Katar muss die internationalen Standards für Arbeitnehmer für die Weltmeisterschaft 2022 anwenden, damit die Rechte und Pflichten der Arbeitnehmer auf ein höheres Niveau angehoben werden. Diskriminierung ist verboten und Arbeitnehmerorganisationen für die 1,3 Millionen Arbeitnehmer sind im Gastland erlaubt.

Blatter sieht die FIFA nicht für die Umstände der Arbeitnehmer verantwortlich

Sepp Blatter ist der Ansicht, dass die FIFA nicht für die Arbeitsbedingungen von Einwanderern verantwortlich ist, die für die Weltmeisterschaft 2022 in Katar in Stadien, Infrastruktur und anderen Einrichtungen arbeiten. Das sagte die Schweizer Präsidentschaft des Weltfußballverbandes am Dienstag bei einem Besuch in Sri Lanka, genau vier Jahre nachdem die FIFA dem arabischen Emirat den globalen Endkampf übertragen hatte.

Laut Blatter arbeiten Einwanderer in Katar häufig für Bauunternehmen aus Ländern wie Deutschland, Frankreich und anderen europäischen Ländern. "Sie sind für ihre Mitarbeiter verantwortlich, nicht für die FIFA." Darüber hinaus schreit der 78-jährige Blatter, der mit seiner Gewerkschaft stark unter Beschuss steht, über die miserablen Bedingungen, unter denen insbesondere Arbeiter aus Südasien arbeiten müssen. "Dank der WM sind sie besser."

Menschenrechtsorganisationen hatten Katar zuvor scharf dafür kritisiert, Migranten als Sklaven auszubeuten und einzusetzen. Allein in den Jahren 2012 und 2013 wären mindestens 964 Arbeitnehmer gestorben. Die Zahl der am Arbeitsplatz verletzten Personen wäre um ein Vielfaches höher. Die Einwanderer, oft ohne Pass und Versicherung im Golfstaat, arbeiten bei extremer Hitze für einen hungrigen Lohn. Organisationen sprechen daher von „unmenschlichen Umständen“.

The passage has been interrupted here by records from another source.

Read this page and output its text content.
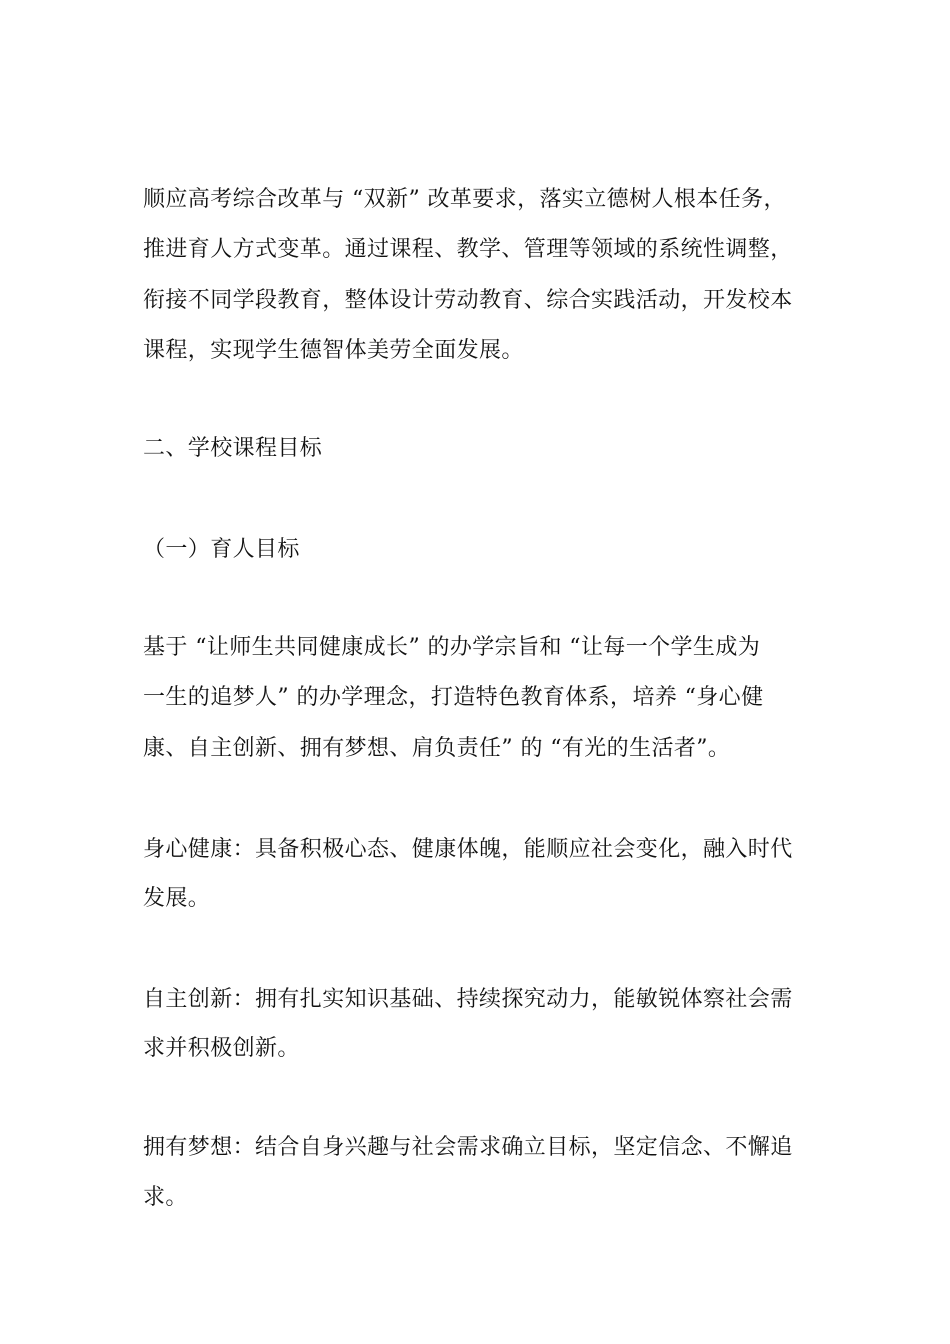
顺应高考综合改革与 “双新” 改革要求，落实立德树人根本任务，
推进育人方式变革。通过课程、教学、管理等领域的系统性调整，
衔接不同学段教育，整体设计劳动教育、综合实践活动，开发校本
课程，实现学生德智体美劳全面发展。
二、学校课程目标
（一）育人目标
基于 “让师生共同健康成长” 的办学宗旨和 “让每一个学生成为
一生的追梦人” 的办学理念，打造特色教育体系，培养 “身心健
康、自主创新、拥有梦想、肩负责任” 的 “有光的生活者”。
身心健康：具备积极心态、健康体魄，能顺应社会变化，融入时代
发展。
自主创新：拥有扎实知识基础、持续探究动力，能敏锐体察社会需
求并积极创新。
拥有梦想：结合自身兴趣与社会需求确立目标，坚定信念、不懈追
求。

Blatter positiv über die Verbesserungen in Bezug auf die Arbeitsbedingungen

Seph Blatter sprach am 9. November 2013 im Namen der FIFA mit den höchsten politischen Autoritäten, um seine Drei-Punkte-Mission zu erfüllen. Blatters dritter Punkt betrifft die Probleme in Katar mit den Arbeitsbedingungen. Das Oberste Komitee hielt vor dem FIFA-Vorsitzenden eine Präsentation, in der festgestellt wurde, dass das Gastland in den letzten Monaten damit beschäftigt war, die Arbeitsbedingungen der Arbeitnehmer in und um die Stadien und Unterkünfte zu verbessern. Darüber hinaus wurden verschiedene Gesetzesänderungen vorgenommen. Derzeit wird eine Wohnung gebaut, in der 60.000 Arbeiter übernachten können.

Katar hat bereits Kontakt mit der Building and Wood Workers International (BWI) und der Internationalen Arbeitsorganisation (ILO) aufgenommen. Diese internationalen Organisationen setzen sich für die Rechte der Arbeitnehmer ein und fordern eine Verbesserung des Gastlandes. Die Fußball-Weltmeisterschaft dauert weitere 9 Jahre, aber laut Blatter ist Katar auf dem richtigen Weg zur Weltmeisterschaft 2022.


Teilen Sie 'Weltmeisterschaft 2022 getötet - beim Bau der Stadien getötet'

Teilen Sie diese Nachricht über soziale Medien mit Ihrer Familie, Freunden und Kollegen!

Es gibt viele Todesfälle beim Bau von Stadien für die WM 2022 in Katar. Was ist mit den Arbeitsbedingungen und -richtlinien der FIFA?